By Kirti Krishan, Co-founder and CMO, Precisely
You’re a student, suited up and ready for the world beyond your school, and then COVID happens. Undergraduate Admissions are pushed back, graduations are delayed.
It’s chaos. Even for universities. It is evident by the recent splurge in online courses.
Scott Galloway, professor of marketing at the New York University Stern School of Business has said, “if not thousands but hundreds of brick-and-mortar universities will go out of business”. The scrambling of the schools and universities to figure out a process if the students do not go to campuses is adding more to the nebula.
So, what should you do?
COVID has been around for quite some time, and it has been a prime concern for many. But yet again, there’s always a silver lining if you just look hard enough
What are you made of?
Take out some time to reflect on yourself. What do you like? This is the perfect time to work on your Ikigai. The concept of ikigai is made to enable you to systematically define your needs, wants, and skills and come to a conclusion. Start with a simple checklist, and build upon it.
Here’s a framework for you –
Nobody knows you better than yourself. Draw a persona of who you are right now, and how you want to be. Get as much information as you can from people who are experienced in what you want to be, read blogs, articles, watch videos, and absorb as much as you can. Your goal is to make a plan that shows who you are right now and covers the steps to who you want to be. You’re a student, unaware of career planning. I don’t blame you. Interests are like sparks, it’s hard to find what you genuinely like without investing enough time into it. Look through your personality, and come up with five things you like, and have a genuine interest in.

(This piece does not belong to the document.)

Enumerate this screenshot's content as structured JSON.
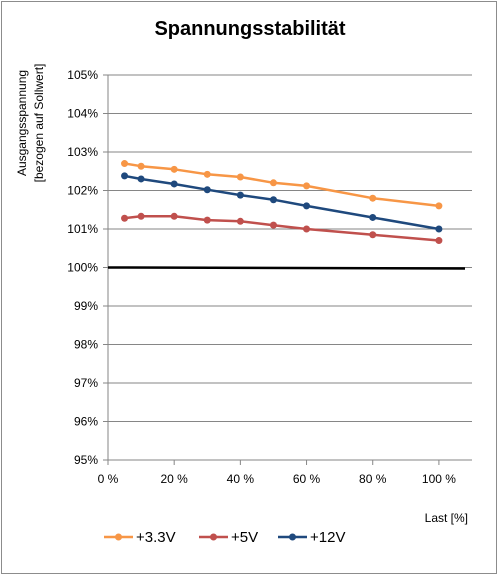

Those are your five keywords. Go on Google Trends, look around what is the world doing with those five words. That’s how you do your research, you now have an idea as to what is going on with the words you’re interested in.The next thing you do is find the trending blogs to read, videos to watch, and people to follow to get an in-depth review of what your interest is all about. Your in-depth reviews should now lead you to the subject matter experts of the said interest.
Remember, exposure is the key. Once you know all that, you’re ready to make a decision. Now, think in terms of feasibility. Do you have the resources, time, and money to pursue a certain interest? If not, move onto the next. That’s how I did it.
I’m going to summarize it in 3 steps.
- Find out who you are.
- Figure out your five interests.
- Perform an in-depth analysis of your interests, and narrow down on choices.
Apply this framework, work out a set of courses you want to do, treat it like a gap year, where your sabbatical is more for skill enhancement and personal growth than regular academics. Set aside the anxiety of missing out on personal timelines. Consider all the different variables of life which would help you accept that there’s no set timeline. The only truth is that the more you do now, the better you would reap when the new normal is pushed back to the old normal.